Но как же давно это было! А может быть, вот эта горьковатая полынная степь с подрагивающим над ней маревом, и река позади, в тридцати шагах, и невысокий холм впереди, за которым слышится шум мотора, — может, это так, мираж? И стоит только крепко зажмурить глаза и вновь открыть, как все пропадет, сотрется? И опять он, Петр Ратников, очутится в родной своей стороне?
Ратников утер ладонью потное лицо. «Что это я? Накатит же такое!» Солнце над головой раскалилось добела, нещадно пекло, хотелось пить, окунуться в реке, она была почти рядом — за спиной. Но он знал, что не спустится к воде, — не до того, и торопливо ощупал взглядом пологую макушку холма. Ему показалось: шум мотора раздвоился, подвинулся ближе. И тогда он тщательно стал готовить последний автоматный диск и единственную противотанковую гранату, потому что знал — не трактор, конечно, шумел там, за холмом.
— Панченко! — крикнул Ратников вправо, высунувшись из своего окопчика. — Слышишь что-нибудь?
— Тебя слышу, товарищ старшина второй статьи! — донеслось в ответ.
— Не про то я! — отмахнулся Ратников. — Шум, спрашиваю, слышишь?
— Нет, никакого шума, товарищ старшина второй статьи!
— Что ты все заладил: второй статьи, второй статьи? Далась она тебе, эта статья!
— Так по уставу, товарищ старшина второй статьи, — долетел снова голос Панченко. Но сам он не показывался над окопчиком: трудно было ему подняться — в последней схватке он был ранен в ноги.
«Вот дьявол тугоухий! — беззлобно, даже скорее уважительно выругался Ратников. — Мать тебя, что ли, уставом кормила?» Он знал эту привычку Панченко — называть всех, начиная со старшего краснофлотца, непременно по званию и обязательно со словом «товарищ». Еще на сторожевом корабле, откуда они вместе были направлены в морскую пехоту, Панченко многих удивлял этой своей странной привычкой, а здесь она и вовсе уж была ни к чему, но он, упрямый этот человек, оставался самим собой.

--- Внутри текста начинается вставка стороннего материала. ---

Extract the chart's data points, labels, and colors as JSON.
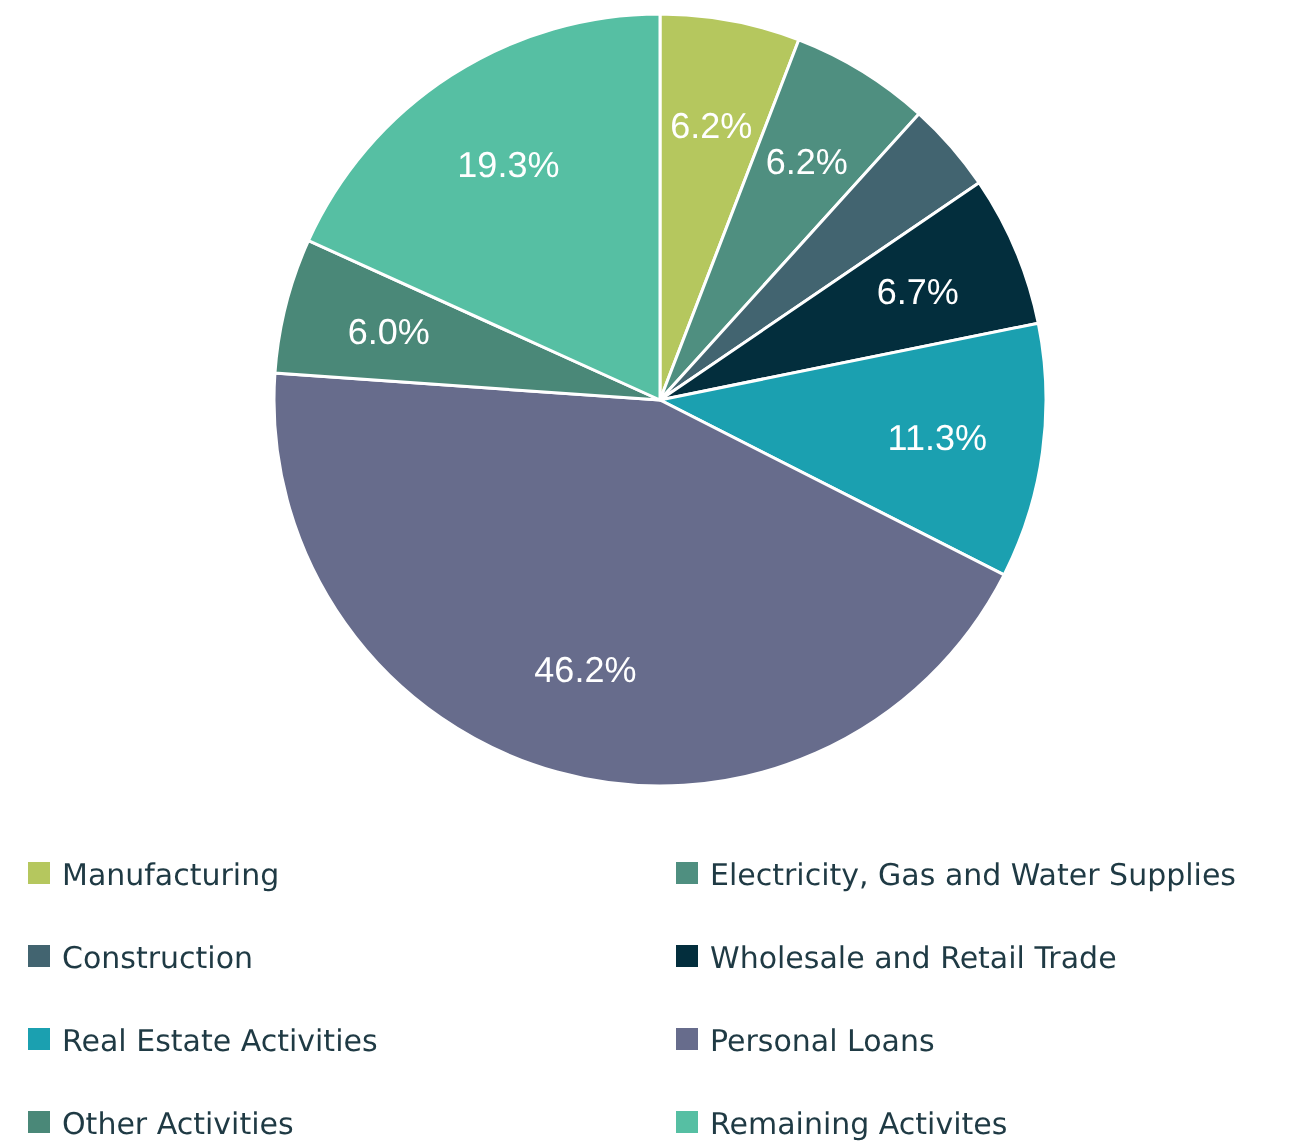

У Панченко, как и у самого Ратникова, тоже оставалась единственная противотанковая граната и один диск для автомата, не совсем полный — они все честно поровну поделили между собой после боя, два часа назад, когда отбили последнюю, третью за этот день атаку вражеских автоматчиков. Собрали весь боезапас у четверых погибших товарищей и поделили...
Когда над пологой лысой макушкой холма стали вырастать, будто поднимаясь из-под земли, две бронированные тяжелые машины, Ратников не очень удивился, потому что другого и не ждал. Весь вопрос сейчас был только в том, сколько их — две ли, больше ли? — и пойдут ли следом автоматчики?
То, что он увидел, даже успокоило его, и Ратников, словно бы обрадовавшись, приподнялся на локте и крикнул слегка возбужденно:
— Панченко! Танки идут, видишь?
— Да вижу, товарищ старшина второй статьи! — откликнулся Панченко. Окопчик его был правее метров на двадцать, и теперь над ним виднелась серая от пыли бескозырка.
— По одному на брата! — крикнул опять Ратников. — Ты правым займись, слышишь?
— Да слышу, товарищ старшина второй статьи!
— Ну, оратор! — обозлился Ратников.
Но бескозырка Панченко уже скрылась в окопчике.
Танки на большой скорости спускались с холма, два бурых шлейфа пыли тянулись за ними, точно дымовая завеса. «Смело идут, открыто. — Ратников, наблюдая за ними, чувствовал легкое волнение. — Знают, сволочи, что никого почти не осталось. Ну, ну, идите...» Он подосадовал, что полковая артиллерия сейчас уже ничем не может помочь им с Панченко. Почти рядом валялась вдребезги разбитая рация с вываленными наружу внутренностями, перепутанными, перевитыми, похожими на кишки проводами.
Ратников пожалел о погибших своих четверых ребятах: совсем стригунками простились с жизнью, даже бриться пора не всем пришла, но держались как положено, по-флотски, и надо будет написать им домой. Как же эти четверо ребят нужны ему были сейчас!